Reuters International

UNITED NATIONS (Reuters) - The New York-based Committee to Protect Journalists (CPJ) was granted consultative status at the United Nations on Monday after the U.N. Economic and Social Council overturned an earlier decision rejecting the press freedom watchdog's application.

The CPJ reports on violations of press freedom in countries and conflict zones around the world, reporting and mobilizing action on behalf of journalists who have been targeted. Consultative status grants the group access to U.N. headquarters and allows participation in many U.N. events.

The United States led a campaign for the 54-member Economic and Social Council (ECOSOC ) to overturn the decision. On Monday, 40 states voted to accredit CPJ, 5 members voted against and 6 abstained. Three states did not vote.

China, Russia, Vietnam, Rwanda and Zimbabwe voted against accrediting CPJ. Russia and China both argued that there was no reason to revisit the earlier decision by the Committee on Non-Governmental Organizations rejecting the accreditation request.

U.S. Ambassador to the United Nations, Samantha Power, said the rejection and delay in requests by CPJ and other groups by the Committee on Non-Governmental Organizations "undermines the U.N.'s credibility when we call on governments to respect the rights of civil society within their own countries."

"In recent years ... we have seen the committee systematically abuse its authority to delay the applications of qualified organizations," Power said before the ECOSOC vote. "As in case of CPJ, often times these organizations seem to be delayed simply because their work is critical of governments."

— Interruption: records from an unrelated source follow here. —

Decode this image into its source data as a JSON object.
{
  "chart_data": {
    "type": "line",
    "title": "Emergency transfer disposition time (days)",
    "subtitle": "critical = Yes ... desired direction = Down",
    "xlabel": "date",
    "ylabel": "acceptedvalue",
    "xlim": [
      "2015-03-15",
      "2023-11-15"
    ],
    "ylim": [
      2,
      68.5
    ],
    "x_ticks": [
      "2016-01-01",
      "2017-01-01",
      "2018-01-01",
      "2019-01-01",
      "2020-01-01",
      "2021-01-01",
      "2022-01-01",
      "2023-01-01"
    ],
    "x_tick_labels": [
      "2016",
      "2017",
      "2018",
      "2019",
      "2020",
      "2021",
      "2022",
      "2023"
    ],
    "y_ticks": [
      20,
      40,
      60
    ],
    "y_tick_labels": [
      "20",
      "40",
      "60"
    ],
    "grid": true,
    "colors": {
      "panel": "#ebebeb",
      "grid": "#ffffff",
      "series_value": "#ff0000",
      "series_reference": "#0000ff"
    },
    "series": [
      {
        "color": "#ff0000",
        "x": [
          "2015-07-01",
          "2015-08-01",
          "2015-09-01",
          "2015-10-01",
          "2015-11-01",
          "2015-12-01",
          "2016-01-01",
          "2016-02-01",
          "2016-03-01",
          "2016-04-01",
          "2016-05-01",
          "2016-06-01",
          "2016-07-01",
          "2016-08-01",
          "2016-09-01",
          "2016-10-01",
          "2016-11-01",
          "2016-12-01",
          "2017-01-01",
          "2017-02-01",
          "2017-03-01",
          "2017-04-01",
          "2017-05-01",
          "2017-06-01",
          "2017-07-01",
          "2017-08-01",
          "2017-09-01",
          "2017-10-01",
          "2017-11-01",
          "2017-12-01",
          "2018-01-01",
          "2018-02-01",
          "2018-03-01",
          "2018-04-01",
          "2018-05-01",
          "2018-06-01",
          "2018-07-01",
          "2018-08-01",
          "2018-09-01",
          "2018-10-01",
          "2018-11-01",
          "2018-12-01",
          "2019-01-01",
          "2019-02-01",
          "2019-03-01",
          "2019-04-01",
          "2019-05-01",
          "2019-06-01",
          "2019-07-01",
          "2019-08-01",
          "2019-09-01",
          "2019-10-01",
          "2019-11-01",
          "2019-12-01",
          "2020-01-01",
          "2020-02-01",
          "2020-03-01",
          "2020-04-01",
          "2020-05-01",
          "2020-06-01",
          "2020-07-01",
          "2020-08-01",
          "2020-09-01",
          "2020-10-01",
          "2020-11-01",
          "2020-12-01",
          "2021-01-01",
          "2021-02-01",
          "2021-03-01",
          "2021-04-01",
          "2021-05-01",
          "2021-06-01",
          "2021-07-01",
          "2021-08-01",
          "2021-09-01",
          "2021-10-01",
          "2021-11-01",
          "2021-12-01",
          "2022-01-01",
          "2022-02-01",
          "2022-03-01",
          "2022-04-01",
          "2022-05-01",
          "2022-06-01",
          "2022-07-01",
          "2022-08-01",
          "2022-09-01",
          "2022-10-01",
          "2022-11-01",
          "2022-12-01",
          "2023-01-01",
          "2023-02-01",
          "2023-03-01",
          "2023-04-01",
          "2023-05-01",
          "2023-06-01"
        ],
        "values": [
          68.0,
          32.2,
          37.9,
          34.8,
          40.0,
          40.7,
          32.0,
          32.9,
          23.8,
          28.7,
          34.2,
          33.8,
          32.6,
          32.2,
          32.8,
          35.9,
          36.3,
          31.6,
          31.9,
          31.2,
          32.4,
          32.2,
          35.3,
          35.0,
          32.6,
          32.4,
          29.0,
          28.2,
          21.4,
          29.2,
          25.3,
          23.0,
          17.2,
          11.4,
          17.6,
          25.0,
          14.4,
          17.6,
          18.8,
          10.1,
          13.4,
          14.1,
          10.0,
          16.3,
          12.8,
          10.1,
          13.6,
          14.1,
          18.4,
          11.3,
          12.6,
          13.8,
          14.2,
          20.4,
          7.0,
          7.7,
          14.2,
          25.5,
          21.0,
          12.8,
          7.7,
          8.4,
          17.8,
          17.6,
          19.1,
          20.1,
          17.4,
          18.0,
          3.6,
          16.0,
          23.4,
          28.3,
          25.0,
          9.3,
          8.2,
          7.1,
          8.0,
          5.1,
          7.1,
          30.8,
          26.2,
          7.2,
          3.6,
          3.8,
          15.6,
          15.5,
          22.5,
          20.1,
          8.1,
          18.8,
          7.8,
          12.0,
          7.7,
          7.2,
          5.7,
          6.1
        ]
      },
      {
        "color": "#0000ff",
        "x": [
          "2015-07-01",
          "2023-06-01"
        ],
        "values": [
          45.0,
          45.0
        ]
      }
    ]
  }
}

For years, the 19-member U.N. Committee on Non-Governmental Organizations delayed action on the CPJ application. But then in May it rejected the bid for accreditation, with South Africa, Russia and China among the states that opposed it.

China, Azerbaijan, Pakistan and Sudan also voted against CPJ's accreditation in May. U.N. Secretary-General Ban Ki-moon said at the time he was disappointed that CPJ's accreditation request had been rejected.